Литературные аналогии, как и всяческие аналогии, – метод рискованный и не очень серьезный, однако к нему позволительно прибегать для целей общепонятности. В частности, музыка должна быть в известной степени аналогична литературе и музыкальные явления – литературным, потому что обе отражают «душевный контур» своего времени. Музыка, в частности, отражает преимущественно «эмоциональный профиль». Много писали и говорили об этих аналогиях, но далеко не все из них обоснованы.
Почти совсем верно то, что Скрябин есть музыкальный Бальмонт (порожден теми же силами и теми же контурами), но банальное уподобление Чайковского Чехову мало обосновано, ибо подлинным аналогом Чайковскому будет во всяком случае Тургенев;
Пушкина с грехом пополам «отображает» Глинка (за неимением лучшего приходится довольствоваться этим аналогом). Что касается до Мусоргского – то его литературные аналогии сбивчивы. Порожденный спутанными идеологиями народничества и (одновременно!) славянофильства, поклонник первобытной натуралистической эстетики («музыка – язык для общения людей»; музыка должна что-то изображать), которой он, к счастью, не придерживался строго в своих сочинениях, он в своем художественном реализме безусловно имеет нечто общее с Некрасовым, но ему почти совершенно чужд «общественный» момент. Мусоргский – сатирик и бытовик, но его сатира чужда политических побуждений. Он, подобно Лескову и еще более (хотя в иной исторической сфере) Горькому. – поклонник и искатель красочных, ярких «жизненных типов», но он ни в какой мере не агитатор, и ему одинаково дороги в своей красочности и карикатурности «семинарист», и царь Борис, и Досифей, и юродивый.

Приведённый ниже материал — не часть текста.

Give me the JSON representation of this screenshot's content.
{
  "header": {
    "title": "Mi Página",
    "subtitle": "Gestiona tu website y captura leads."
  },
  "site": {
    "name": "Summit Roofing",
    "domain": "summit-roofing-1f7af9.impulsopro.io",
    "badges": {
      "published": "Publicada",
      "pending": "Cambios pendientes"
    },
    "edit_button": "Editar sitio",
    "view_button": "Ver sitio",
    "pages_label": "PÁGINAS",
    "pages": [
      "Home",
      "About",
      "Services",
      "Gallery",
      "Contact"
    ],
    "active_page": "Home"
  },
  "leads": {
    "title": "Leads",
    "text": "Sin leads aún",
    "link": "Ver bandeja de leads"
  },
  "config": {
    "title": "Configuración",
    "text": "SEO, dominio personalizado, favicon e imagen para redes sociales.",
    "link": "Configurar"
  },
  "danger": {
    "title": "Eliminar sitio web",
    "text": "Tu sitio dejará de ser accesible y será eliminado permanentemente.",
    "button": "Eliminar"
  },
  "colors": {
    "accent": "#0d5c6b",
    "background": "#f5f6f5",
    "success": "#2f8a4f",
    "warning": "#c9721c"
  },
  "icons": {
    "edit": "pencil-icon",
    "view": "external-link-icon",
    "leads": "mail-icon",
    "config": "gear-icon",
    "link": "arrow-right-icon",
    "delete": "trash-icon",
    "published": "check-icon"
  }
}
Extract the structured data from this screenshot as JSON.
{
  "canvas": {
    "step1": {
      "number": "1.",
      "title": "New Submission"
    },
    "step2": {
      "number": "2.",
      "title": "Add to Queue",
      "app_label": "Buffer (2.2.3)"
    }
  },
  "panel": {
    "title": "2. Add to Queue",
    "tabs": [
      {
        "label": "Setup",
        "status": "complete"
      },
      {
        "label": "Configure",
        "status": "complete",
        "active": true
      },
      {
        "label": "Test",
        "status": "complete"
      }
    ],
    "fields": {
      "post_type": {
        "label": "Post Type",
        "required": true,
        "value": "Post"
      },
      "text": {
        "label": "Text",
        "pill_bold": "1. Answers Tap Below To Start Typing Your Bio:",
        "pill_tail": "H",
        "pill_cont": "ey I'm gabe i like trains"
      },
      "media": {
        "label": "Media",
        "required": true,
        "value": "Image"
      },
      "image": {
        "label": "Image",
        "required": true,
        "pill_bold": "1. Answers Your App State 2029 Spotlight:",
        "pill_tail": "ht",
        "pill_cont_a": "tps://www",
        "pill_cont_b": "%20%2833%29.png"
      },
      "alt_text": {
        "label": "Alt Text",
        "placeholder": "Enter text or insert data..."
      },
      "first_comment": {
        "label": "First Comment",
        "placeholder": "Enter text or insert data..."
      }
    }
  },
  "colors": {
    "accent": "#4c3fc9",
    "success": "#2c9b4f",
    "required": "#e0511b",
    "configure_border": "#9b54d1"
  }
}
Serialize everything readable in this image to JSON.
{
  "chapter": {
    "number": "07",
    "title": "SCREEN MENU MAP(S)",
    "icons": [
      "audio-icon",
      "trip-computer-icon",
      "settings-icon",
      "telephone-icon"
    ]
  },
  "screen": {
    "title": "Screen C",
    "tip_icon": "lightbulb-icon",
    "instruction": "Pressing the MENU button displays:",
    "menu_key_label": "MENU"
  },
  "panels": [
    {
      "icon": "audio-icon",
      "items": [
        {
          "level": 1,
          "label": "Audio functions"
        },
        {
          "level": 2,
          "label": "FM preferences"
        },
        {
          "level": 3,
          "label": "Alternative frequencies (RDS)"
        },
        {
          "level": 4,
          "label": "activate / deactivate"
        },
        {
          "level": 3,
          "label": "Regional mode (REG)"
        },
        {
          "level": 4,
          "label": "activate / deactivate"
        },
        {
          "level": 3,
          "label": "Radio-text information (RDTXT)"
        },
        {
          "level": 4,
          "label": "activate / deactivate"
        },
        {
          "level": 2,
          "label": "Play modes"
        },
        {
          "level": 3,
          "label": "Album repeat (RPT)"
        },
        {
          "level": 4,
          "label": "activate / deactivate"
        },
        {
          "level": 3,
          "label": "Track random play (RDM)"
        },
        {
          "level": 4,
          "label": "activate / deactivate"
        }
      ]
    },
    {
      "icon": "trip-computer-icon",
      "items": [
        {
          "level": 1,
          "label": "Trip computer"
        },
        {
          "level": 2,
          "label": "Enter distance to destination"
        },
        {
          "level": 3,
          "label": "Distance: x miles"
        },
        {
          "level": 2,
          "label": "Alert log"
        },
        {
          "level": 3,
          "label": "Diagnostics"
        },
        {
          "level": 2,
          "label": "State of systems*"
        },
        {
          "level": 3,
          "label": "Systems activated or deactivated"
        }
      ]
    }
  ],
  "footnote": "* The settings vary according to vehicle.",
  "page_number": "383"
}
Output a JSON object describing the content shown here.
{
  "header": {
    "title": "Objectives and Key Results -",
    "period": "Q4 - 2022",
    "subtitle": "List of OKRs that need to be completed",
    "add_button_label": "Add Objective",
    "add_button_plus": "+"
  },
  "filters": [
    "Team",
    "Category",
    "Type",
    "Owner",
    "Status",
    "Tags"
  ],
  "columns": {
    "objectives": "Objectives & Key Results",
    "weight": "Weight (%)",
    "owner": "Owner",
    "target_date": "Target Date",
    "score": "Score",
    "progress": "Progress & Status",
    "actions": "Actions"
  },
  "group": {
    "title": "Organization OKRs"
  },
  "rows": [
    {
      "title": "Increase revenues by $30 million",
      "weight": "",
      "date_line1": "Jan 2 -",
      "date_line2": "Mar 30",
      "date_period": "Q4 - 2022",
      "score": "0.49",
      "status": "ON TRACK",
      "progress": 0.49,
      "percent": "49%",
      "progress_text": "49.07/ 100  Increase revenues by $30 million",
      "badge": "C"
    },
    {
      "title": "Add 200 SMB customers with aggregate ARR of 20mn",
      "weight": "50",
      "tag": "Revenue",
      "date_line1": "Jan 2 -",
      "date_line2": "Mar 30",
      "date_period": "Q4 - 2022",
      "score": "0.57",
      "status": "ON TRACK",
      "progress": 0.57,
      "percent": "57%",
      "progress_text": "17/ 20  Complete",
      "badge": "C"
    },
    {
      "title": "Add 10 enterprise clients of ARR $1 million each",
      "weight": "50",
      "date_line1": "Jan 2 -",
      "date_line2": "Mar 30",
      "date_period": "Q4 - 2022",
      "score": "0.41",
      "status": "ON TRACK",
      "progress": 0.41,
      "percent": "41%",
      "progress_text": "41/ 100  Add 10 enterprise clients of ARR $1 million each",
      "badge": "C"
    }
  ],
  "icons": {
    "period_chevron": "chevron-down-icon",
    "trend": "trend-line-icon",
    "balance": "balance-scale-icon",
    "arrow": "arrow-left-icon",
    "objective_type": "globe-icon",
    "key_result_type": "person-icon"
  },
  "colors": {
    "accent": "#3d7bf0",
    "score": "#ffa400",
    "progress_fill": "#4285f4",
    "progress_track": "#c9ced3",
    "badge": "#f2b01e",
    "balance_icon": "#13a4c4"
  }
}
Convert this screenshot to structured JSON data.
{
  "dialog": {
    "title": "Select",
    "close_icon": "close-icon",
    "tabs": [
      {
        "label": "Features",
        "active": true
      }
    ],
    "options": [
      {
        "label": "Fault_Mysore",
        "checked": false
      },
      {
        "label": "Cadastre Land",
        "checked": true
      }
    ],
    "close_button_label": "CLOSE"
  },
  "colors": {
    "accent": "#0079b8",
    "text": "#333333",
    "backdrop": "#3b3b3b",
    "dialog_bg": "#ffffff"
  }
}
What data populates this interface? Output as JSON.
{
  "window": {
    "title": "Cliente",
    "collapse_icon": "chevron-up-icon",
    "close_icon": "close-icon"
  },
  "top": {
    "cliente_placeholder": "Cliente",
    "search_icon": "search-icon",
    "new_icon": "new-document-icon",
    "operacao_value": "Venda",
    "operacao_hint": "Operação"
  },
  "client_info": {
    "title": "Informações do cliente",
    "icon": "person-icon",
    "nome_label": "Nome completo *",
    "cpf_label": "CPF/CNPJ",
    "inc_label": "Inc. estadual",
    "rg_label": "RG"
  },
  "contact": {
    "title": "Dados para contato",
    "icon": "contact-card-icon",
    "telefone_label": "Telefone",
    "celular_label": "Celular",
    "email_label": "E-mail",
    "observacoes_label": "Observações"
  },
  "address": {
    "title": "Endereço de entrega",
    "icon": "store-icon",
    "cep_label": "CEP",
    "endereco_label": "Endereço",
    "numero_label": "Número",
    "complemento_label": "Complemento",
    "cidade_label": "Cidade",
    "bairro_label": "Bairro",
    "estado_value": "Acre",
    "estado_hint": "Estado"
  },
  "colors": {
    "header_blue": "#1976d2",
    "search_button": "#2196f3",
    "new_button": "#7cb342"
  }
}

Ему по душе вся красочная бытовая, гротеском начиненная старая и новая Русь. Это, так сказать, объективный момент в его творчестве. Но есть и субъективный – Мусоргский не только эпик и сатирик, но и лирик, и лирика его тоже глубоко русская, предельно пессимистическая и беспросветная. В жизни Мусоргского можно проследить линию от бытового эпизма – к субъективизму, от сатиры – к лирике, от радостного жизнеприятия – к мрачному и безвыходному пессимизму, от которого он, подобно многим даровитым людям, искал забвения в вине. Эта линия, в связи с общей яркостью и «утробностью» его музыкального языка, сближает Мусоргского в литературе с Гоголем, подобно которому он в последние годы жизни замкнулся в мрачном одиночестве и отчасти в мистическо-реакционных настроениях. Его последние годы жизни – это настоящее человеческое «дно», на которое опустился, подобно Верлену, Бодлеру и Эдгару По, великий русский музыкант. Как и последний, он рано сгорает – в белой горячке, подобранный на улице, – одинокий, потерявший давно связь не только с музыкальными друзьями, но и вообще с тем обществом, к которому, в качестве блестящего гвардейского офицера, ранее сам принадлежал. В противоположность Горькому, который поднялся со дна до верхов общества, Мусоргский сам опустился в низины человеческого существования; всю жизнь мечтавший о слиянии с народом, он слился с той частью, которая, при всем своем иррационализме, может быть, характернее всего для русского жизнеощущения: юродивый вечный странник в мире, не приемлющий благ мира сего, полубезумный, оргиаст и в наркозе ищущий прозрений, отнюдь не аскет, но глубоко и трагически неверующий и фатально убежденный в тщете и суете мира сего. Над его последними днями веют грозные тени «Екклезиаста» в его русском, еще более беспросветном и трагическом преломлении. В этом сознании он почерпал особый страшный экстаз, его последние сочинения – настоящие гимны Смерти, и лейтмотив смерти можно проследить в его творчестве начиная с первых его произведений.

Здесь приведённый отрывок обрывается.